As galinhas fingiam não ver. Eram galinhas cegas do amor.
Mas viam.
E sabiam.
Só que não se diz o que não se entende.
E muito menos aquilo que se ama, mas reconhece como estranho.
III.
Vieram os dias.
Vieram as semanas.
Vieram os presságios que não têm palavra, mas que o corpo sente.
O vento mudou.
Aquele vento que não entra pela porta.
Mas que abre tudo por dentro. Gelado e áspero, arrepiava e eriçava as penas.
Um som riscou o céu.
Não era o galo.
Não era corvo.
Era outra coisa.
Mais funda. Mais certa. Maior.
O gavião pousou.
Devagar.
Como quem sabe que já não precisa lutar por nada.
As galinhas não gritaram.
Não correram.
Ficaram.
Como quem já entendeu que algumas coisas não se impede.
O pintinho…
Não fugiu.
Não encolheu.
Não se fez pequeno.
Olhou.
E no olhar, havia uma memória que não cabia em nenhum galinheiro do mundo.
Havia voo ali.
Mesmo sem ter partido.
Ele abriu as asas.
Mas não eram asas.
Eram lâminas.
Eram não pertencimento.
Eram recusa da terra. Era seu não ao chão.
Não voou.
Foi levado.
Pelo bico.
Pelas garras.
Pela vocação da dor.
O gavião não veio buscar.
Veio lembrar.
Que certas naturezas, por mais amadas, por mais aquecidas,
não pertencem ao chão.
IV.
As penas ficaram.
O cheiro também.
E o que é pior: o amor.
Ficaram olhando o vazio.
E o vazio olhou de volta.
Não havia erro na forma como amaram.
Mas o amor não bastou.
Não serviu.
Não protegeu.
Não segurou.
Porque há coisas que,
por mais que se alimente,
por mais que se abrace,
por mais que se faça reza e vigília,
nascem de outro ventre.
De outra fome.
De outro céu.
E o que sobra é isso:
o terreiro.
a ausência.
as penas espalhadas.
e esse buraco no peito onde antes dormia um corpo estranho.
Nota do autor
Vi duas galinhas cuidando de um único pintinho.

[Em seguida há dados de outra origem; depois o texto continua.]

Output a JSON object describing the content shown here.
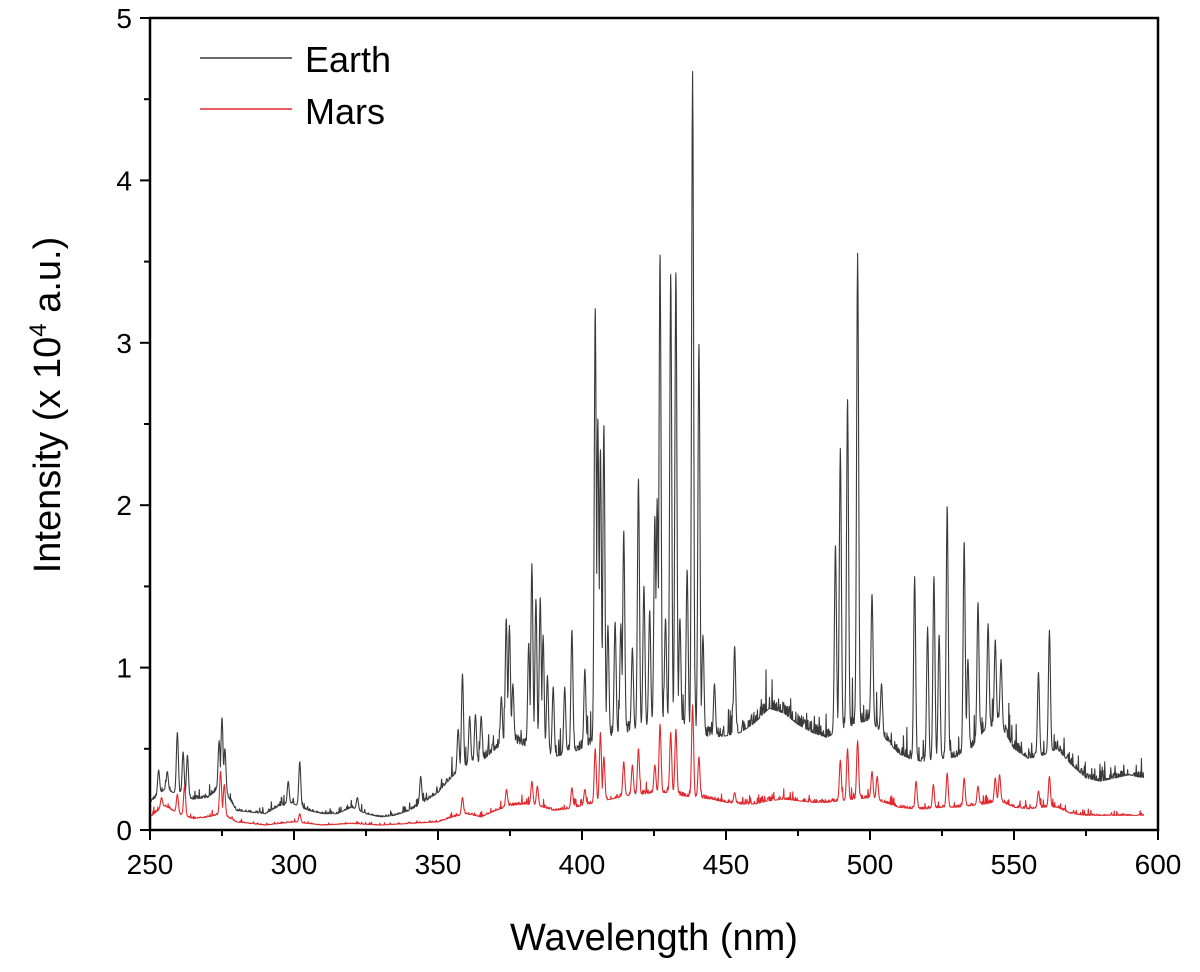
{
  "chart_data": {
    "type": "line",
    "xlabel": "Wavelength (nm)",
    "ylabel_prefix": "Intensity (x 10",
    "ylabel_superscript": "4",
    "ylabel_suffix": " a.u.)",
    "xlim": [
      250,
      600
    ],
    "ylim": [
      0,
      5
    ],
    "xticks": [
      "250",
      "300",
      "350",
      "400",
      "450",
      "500",
      "550",
      "600"
    ],
    "yticks": [
      "0",
      "1",
      "2",
      "3",
      "4",
      "5"
    ],
    "grid": false,
    "legend_position": "top-left",
    "series": [
      {
        "name": "Earth",
        "color": "#3a3a3a",
        "baseline": [
          [
            250,
            0.17
          ],
          [
            255,
            0.25
          ],
          [
            260,
            0.22
          ],
          [
            265,
            0.19
          ],
          [
            270,
            0.2
          ],
          [
            275,
            0.27
          ],
          [
            280,
            0.12
          ],
          [
            285,
            0.11
          ],
          [
            290,
            0.1
          ],
          [
            295,
            0.15
          ],
          [
            300,
            0.16
          ],
          [
            305,
            0.12
          ],
          [
            310,
            0.1
          ],
          [
            315,
            0.1
          ],
          [
            320,
            0.14
          ],
          [
            325,
            0.1
          ],
          [
            330,
            0.08
          ],
          [
            335,
            0.09
          ],
          [
            340,
            0.12
          ],
          [
            345,
            0.17
          ],
          [
            350,
            0.23
          ],
          [
            355,
            0.33
          ],
          [
            360,
            0.4
          ],
          [
            365,
            0.42
          ],
          [
            370,
            0.5
          ],
          [
            375,
            0.55
          ],
          [
            380,
            0.52
          ],
          [
            385,
            0.5
          ],
          [
            390,
            0.45
          ],
          [
            395,
            0.47
          ],
          [
            400,
            0.5
          ],
          [
            405,
            0.55
          ],
          [
            410,
            0.58
          ],
          [
            415,
            0.6
          ],
          [
            420,
            0.62
          ],
          [
            425,
            0.65
          ],
          [
            430,
            0.65
          ],
          [
            435,
            0.63
          ],
          [
            440,
            0.6
          ],
          [
            445,
            0.57
          ],
          [
            450,
            0.58
          ],
          [
            455,
            0.6
          ],
          [
            460,
            0.66
          ],
          [
            465,
            0.75
          ],
          [
            470,
            0.72
          ],
          [
            475,
            0.65
          ],
          [
            480,
            0.6
          ],
          [
            485,
            0.57
          ],
          [
            490,
            0.62
          ],
          [
            495,
            0.65
          ],
          [
            500,
            0.68
          ],
          [
            505,
            0.57
          ],
          [
            510,
            0.47
          ],
          [
            515,
            0.43
          ],
          [
            520,
            0.42
          ],
          [
            525,
            0.44
          ],
          [
            530,
            0.45
          ],
          [
            535,
            0.5
          ],
          [
            540,
            0.62
          ],
          [
            545,
            0.66
          ],
          [
            550,
            0.5
          ],
          [
            555,
            0.44
          ],
          [
            560,
            0.46
          ],
          [
            565,
            0.5
          ],
          [
            570,
            0.4
          ],
          [
            575,
            0.32
          ],
          [
            580,
            0.3
          ],
          [
            585,
            0.32
          ],
          [
            590,
            0.34
          ],
          [
            595,
            0.32
          ]
        ],
        "peaks": [
          [
            253,
            0.37
          ],
          [
            256,
            0.36
          ],
          [
            259.5,
            0.6
          ],
          [
            261.5,
            0.48
          ],
          [
            263,
            0.46
          ],
          [
            274,
            0.55
          ],
          [
            275,
            0.69
          ],
          [
            276,
            0.5
          ],
          [
            298,
            0.3
          ],
          [
            302,
            0.42
          ],
          [
            322,
            0.2
          ],
          [
            344,
            0.33
          ],
          [
            357,
            0.62
          ],
          [
            358.5,
            0.96
          ],
          [
            361,
            0.7
          ],
          [
            363,
            0.71
          ],
          [
            365,
            0.7
          ],
          [
            372,
            0.82
          ],
          [
            373.7,
            1.3
          ],
          [
            374.8,
            1.26
          ],
          [
            376,
            0.9
          ],
          [
            381.5,
            1.15
          ],
          [
            382.6,
            1.64
          ],
          [
            384,
            1.42
          ],
          [
            385.5,
            1.43
          ],
          [
            386.5,
            1.2
          ],
          [
            388,
            0.95
          ],
          [
            390,
            0.88
          ],
          [
            394,
            0.88
          ],
          [
            396.5,
            1.23
          ],
          [
            401,
            0.99
          ],
          [
            404.6,
            3.21
          ],
          [
            405.5,
            2.53
          ],
          [
            406.4,
            2.34
          ],
          [
            407.6,
            2.49
          ],
          [
            409,
            1.26
          ],
          [
            411.5,
            1.28
          ],
          [
            413.5,
            1.27
          ],
          [
            414.5,
            1.84
          ],
          [
            417.5,
            1.12
          ],
          [
            419.6,
            2.16
          ],
          [
            421.5,
            1.5
          ],
          [
            423.5,
            1.35
          ],
          [
            425.3,
            1.93
          ],
          [
            426.1,
            2.04
          ],
          [
            427.1,
            3.54
          ],
          [
            429,
            1.3
          ],
          [
            430.8,
            3.42
          ],
          [
            432.6,
            3.43
          ],
          [
            434,
            1.3
          ],
          [
            436.5,
            1.6
          ],
          [
            438.4,
            4.67
          ],
          [
            440.6,
            2.99
          ],
          [
            442,
            1.2
          ],
          [
            446,
            0.9
          ],
          [
            453,
            1.13
          ],
          [
            488,
            1.75
          ],
          [
            489.7,
            2.35
          ],
          [
            492.2,
            2.65
          ],
          [
            495.7,
            3.55
          ],
          [
            500.7,
            1.45
          ],
          [
            504,
            0.9
          ],
          [
            515.5,
            1.56
          ],
          [
            520,
            1.25
          ],
          [
            522.2,
            1.56
          ],
          [
            524,
            1.2
          ],
          [
            526.8,
            1.99
          ],
          [
            532.7,
            1.77
          ],
          [
            534,
            1.05
          ],
          [
            537.5,
            1.4
          ],
          [
            541,
            1.27
          ],
          [
            543.5,
            1.17
          ],
          [
            545.5,
            1.05
          ],
          [
            558.5,
            0.97
          ],
          [
            562.3,
            1.23
          ]
        ]
      },
      {
        "name": "Mars",
        "color": "#e0292e",
        "baseline": [
          [
            250,
            0.08
          ],
          [
            255,
            0.15
          ],
          [
            260,
            0.1
          ],
          [
            265,
            0.07
          ],
          [
            270,
            0.08
          ],
          [
            275,
            0.1
          ],
          [
            280,
            0.05
          ],
          [
            290,
            0.03
          ],
          [
            300,
            0.05
          ],
          [
            310,
            0.03
          ],
          [
            320,
            0.04
          ],
          [
            330,
            0.03
          ],
          [
            340,
            0.04
          ],
          [
            350,
            0.05
          ],
          [
            355,
            0.08
          ],
          [
            360,
            0.1
          ],
          [
            365,
            0.08
          ],
          [
            370,
            0.12
          ],
          [
            375,
            0.15
          ],
          [
            380,
            0.16
          ],
          [
            385,
            0.15
          ],
          [
            390,
            0.12
          ],
          [
            395,
            0.13
          ],
          [
            400,
            0.15
          ],
          [
            405,
            0.17
          ],
          [
            410,
            0.19
          ],
          [
            415,
            0.21
          ],
          [
            420,
            0.22
          ],
          [
            425,
            0.23
          ],
          [
            430,
            0.23
          ],
          [
            435,
            0.21
          ],
          [
            440,
            0.2
          ],
          [
            445,
            0.19
          ],
          [
            450,
            0.17
          ],
          [
            455,
            0.16
          ],
          [
            460,
            0.16
          ],
          [
            465,
            0.18
          ],
          [
            470,
            0.19
          ],
          [
            475,
            0.18
          ],
          [
            480,
            0.17
          ],
          [
            485,
            0.17
          ],
          [
            490,
            0.18
          ],
          [
            495,
            0.19
          ],
          [
            500,
            0.2
          ],
          [
            505,
            0.17
          ],
          [
            510,
            0.14
          ],
          [
            515,
            0.13
          ],
          [
            520,
            0.13
          ],
          [
            525,
            0.14
          ],
          [
            530,
            0.14
          ],
          [
            535,
            0.15
          ],
          [
            540,
            0.16
          ],
          [
            545,
            0.18
          ],
          [
            550,
            0.14
          ],
          [
            555,
            0.13
          ],
          [
            560,
            0.14
          ],
          [
            565,
            0.14
          ],
          [
            570,
            0.1
          ],
          [
            575,
            0.09
          ],
          [
            580,
            0.09
          ],
          [
            585,
            0.09
          ],
          [
            590,
            0.09
          ],
          [
            595,
            0.09
          ]
        ],
        "peaks": [
          [
            254,
            0.2
          ],
          [
            259.5,
            0.22
          ],
          [
            262,
            0.27
          ],
          [
            274.5,
            0.36
          ],
          [
            275.8,
            0.28
          ],
          [
            302,
            0.1
          ],
          [
            358.5,
            0.2
          ],
          [
            373.8,
            0.25
          ],
          [
            382.6,
            0.3
          ],
          [
            384.5,
            0.27
          ],
          [
            396.5,
            0.26
          ],
          [
            401,
            0.25
          ],
          [
            404.6,
            0.5
          ],
          [
            406.4,
            0.6
          ],
          [
            407.6,
            0.45
          ],
          [
            414.5,
            0.42
          ],
          [
            417.5,
            0.4
          ],
          [
            419.6,
            0.5
          ],
          [
            425.3,
            0.4
          ],
          [
            427.1,
            0.65
          ],
          [
            430.8,
            0.6
          ],
          [
            432.6,
            0.62
          ],
          [
            438.4,
            0.77
          ],
          [
            440.6,
            0.45
          ],
          [
            453,
            0.23
          ],
          [
            489.7,
            0.43
          ],
          [
            492.2,
            0.5
          ],
          [
            495.7,
            0.55
          ],
          [
            500.7,
            0.36
          ],
          [
            502.5,
            0.33
          ],
          [
            516,
            0.3
          ],
          [
            522,
            0.28
          ],
          [
            526.8,
            0.35
          ],
          [
            532.7,
            0.32
          ],
          [
            537.5,
            0.27
          ],
          [
            543.5,
            0.32
          ],
          [
            545,
            0.34
          ],
          [
            558.5,
            0.24
          ],
          [
            562.3,
            0.33
          ]
        ]
      }
    ]
  }
}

Elas andavam lado a lado, como se dividissem um segredo.
Aquela cena ficou dentro de mim por dias.
E se nem fosse um pintinho?
E se o que cuidamos com mais ternura for, na verdade, o que nunca vai retribuir?
Fiquei pensando em tudo o que a gente ama sem entender.
Em tudo que a gente protege sem saber se vale a pena.
Naquilo que nasce estranho, e a gente acolhe mesmo assim.
Esse conto nasceu do espanto.
Do amor que tenta, falha e segue tentando.
E da certeza de que o amor mais bonito…
é aquele que não desiste, mesmo quando já entendeu que vai perder.
Obrigado por chegar até aqui comigo, Bordas da Alma.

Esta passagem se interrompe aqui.